The third proposal, regarding the approval of all unallocated options under the Company’s share option plan, received 68.271% votes in favor, thus passing the resolution.
This SEC filing underscores the company’s adherence to corporate governance practices and shareholder engagement. The results of the vote were based on the management information circular filed on April 22, 2025, and reflect the shareholders’ confidence in the company’s leadership and strategic direction.
Profound Medical Corp., listed under the ticker PROF on The Nasdaq Stock Market, specializes in surgical and medical instruments and apparatus. The company’s headquarters are located at 2400 Skymark Avenue, Unit 6, Mississauga, Ontario, Canada.
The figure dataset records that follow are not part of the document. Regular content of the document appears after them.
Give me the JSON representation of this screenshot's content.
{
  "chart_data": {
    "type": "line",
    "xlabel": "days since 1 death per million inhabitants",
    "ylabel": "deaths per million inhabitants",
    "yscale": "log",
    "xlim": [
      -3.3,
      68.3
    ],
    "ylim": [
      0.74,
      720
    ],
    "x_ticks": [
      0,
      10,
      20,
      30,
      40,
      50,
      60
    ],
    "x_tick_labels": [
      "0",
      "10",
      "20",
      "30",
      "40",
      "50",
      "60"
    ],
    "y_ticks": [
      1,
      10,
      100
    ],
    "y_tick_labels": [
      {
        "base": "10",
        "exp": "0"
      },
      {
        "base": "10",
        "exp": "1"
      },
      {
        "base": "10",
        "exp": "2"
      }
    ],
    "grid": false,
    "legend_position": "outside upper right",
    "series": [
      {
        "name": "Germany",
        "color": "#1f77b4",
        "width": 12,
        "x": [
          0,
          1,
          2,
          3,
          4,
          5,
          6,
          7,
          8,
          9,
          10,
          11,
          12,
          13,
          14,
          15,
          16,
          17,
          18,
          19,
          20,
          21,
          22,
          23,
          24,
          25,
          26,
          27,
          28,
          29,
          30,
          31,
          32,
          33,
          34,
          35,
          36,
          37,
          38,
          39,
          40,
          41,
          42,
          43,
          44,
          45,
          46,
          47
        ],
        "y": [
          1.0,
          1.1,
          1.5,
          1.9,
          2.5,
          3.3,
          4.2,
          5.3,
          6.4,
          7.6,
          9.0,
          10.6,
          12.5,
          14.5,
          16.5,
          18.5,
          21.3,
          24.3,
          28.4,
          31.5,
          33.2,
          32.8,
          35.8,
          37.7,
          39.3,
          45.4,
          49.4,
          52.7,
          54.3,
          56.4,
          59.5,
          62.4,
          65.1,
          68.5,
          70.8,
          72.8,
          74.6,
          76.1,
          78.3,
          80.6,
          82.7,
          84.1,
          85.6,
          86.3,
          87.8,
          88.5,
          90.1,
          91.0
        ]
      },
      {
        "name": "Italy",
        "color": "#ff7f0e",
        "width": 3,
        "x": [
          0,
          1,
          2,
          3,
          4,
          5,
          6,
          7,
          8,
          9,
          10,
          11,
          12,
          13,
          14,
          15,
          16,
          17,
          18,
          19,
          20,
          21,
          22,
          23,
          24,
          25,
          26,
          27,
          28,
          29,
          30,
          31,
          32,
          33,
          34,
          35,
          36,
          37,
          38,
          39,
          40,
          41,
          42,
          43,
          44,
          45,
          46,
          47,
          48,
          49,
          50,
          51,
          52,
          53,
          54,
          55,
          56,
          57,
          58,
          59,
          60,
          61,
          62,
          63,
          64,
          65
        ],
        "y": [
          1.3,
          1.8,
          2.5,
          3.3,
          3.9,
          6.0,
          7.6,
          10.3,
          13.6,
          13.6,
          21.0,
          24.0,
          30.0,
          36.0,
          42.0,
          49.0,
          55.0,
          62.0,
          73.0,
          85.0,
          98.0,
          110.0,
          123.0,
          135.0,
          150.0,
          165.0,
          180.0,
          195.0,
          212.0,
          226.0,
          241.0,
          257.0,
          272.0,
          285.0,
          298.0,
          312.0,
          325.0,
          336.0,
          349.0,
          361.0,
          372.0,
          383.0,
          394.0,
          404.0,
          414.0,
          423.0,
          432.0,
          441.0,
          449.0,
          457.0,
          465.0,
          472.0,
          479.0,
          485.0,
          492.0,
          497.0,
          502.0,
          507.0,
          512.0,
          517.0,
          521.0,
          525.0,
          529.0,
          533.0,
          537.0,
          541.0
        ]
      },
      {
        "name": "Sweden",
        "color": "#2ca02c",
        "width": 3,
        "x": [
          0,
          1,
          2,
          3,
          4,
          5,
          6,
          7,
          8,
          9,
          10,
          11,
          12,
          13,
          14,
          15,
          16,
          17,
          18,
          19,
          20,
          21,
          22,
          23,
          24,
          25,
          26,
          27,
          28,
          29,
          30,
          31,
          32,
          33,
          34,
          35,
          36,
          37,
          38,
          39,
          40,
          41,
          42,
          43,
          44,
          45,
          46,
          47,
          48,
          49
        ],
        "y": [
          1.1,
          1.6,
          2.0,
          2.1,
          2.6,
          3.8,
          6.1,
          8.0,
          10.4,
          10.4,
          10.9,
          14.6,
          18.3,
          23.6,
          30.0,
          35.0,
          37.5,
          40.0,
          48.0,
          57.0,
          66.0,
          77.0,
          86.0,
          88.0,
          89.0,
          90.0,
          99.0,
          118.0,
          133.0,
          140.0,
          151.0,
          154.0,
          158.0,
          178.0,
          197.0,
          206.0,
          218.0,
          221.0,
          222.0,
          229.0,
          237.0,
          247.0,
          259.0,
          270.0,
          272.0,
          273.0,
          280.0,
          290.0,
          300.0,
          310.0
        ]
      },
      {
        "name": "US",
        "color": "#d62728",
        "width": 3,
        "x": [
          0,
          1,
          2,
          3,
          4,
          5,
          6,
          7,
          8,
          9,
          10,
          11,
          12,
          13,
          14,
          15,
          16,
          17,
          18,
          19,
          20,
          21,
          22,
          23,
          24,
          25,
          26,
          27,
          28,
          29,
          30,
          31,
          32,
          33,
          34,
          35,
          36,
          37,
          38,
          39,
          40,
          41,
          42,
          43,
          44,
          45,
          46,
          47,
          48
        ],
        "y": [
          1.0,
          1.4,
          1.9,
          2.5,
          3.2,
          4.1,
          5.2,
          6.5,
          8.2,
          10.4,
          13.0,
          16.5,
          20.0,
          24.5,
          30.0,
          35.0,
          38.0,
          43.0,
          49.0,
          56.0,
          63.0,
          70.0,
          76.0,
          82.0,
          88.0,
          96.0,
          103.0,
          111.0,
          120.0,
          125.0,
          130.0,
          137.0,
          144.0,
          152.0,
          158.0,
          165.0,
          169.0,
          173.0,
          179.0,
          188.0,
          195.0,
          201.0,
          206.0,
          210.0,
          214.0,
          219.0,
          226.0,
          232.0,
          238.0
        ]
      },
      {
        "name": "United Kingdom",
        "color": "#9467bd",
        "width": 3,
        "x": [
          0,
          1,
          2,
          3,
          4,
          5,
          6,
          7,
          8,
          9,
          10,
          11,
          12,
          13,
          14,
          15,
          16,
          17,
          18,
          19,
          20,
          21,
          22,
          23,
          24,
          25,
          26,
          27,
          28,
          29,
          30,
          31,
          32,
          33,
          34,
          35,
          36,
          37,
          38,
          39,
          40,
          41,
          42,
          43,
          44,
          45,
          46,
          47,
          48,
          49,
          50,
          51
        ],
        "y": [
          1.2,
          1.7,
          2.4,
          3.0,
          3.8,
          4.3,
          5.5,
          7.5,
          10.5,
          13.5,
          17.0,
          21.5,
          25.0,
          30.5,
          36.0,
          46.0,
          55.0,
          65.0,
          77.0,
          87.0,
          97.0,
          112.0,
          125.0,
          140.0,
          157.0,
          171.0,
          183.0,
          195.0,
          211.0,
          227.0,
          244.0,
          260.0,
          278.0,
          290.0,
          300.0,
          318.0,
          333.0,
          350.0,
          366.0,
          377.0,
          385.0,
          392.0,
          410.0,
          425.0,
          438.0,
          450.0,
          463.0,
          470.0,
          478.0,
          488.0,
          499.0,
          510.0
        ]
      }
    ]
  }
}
In other recent news, Profound Medical announced a significant revenue increase of 82% for Q1 2025 compared to the same period last year, reaching $2.6 million. Despite this growth, the company reported a net loss of $10.7 million, reflecting challenges in scaling its operations amidst high operating expenses. The introduction of the TULSA AI Volume Reduction Module was highlighted as a strategic move to expand the company’s market potential in prostate disease treatment. Analysts noted that Profound Medical maintains its revenue growth guidance of 70-75% for 2025, anticipating a back-end loaded performance. The company is focusing on expanding its commercial efforts both in the U.S. and internationally. Additionally, Profound Medical’s recent presentation at the American Urological Association meeting featured the CAPTAIN trial data, which compared the TULSA technology favorably against robotic radical prostatectomy. The company also discussed its new TULSA AI module for BPH, which is expected to significantly increase the addressable market and efficiency for surgeons. Profound Medical’s ongoing efforts to enhance its market presence and product offerings signal its commitment to driving growth despite current financial challenges.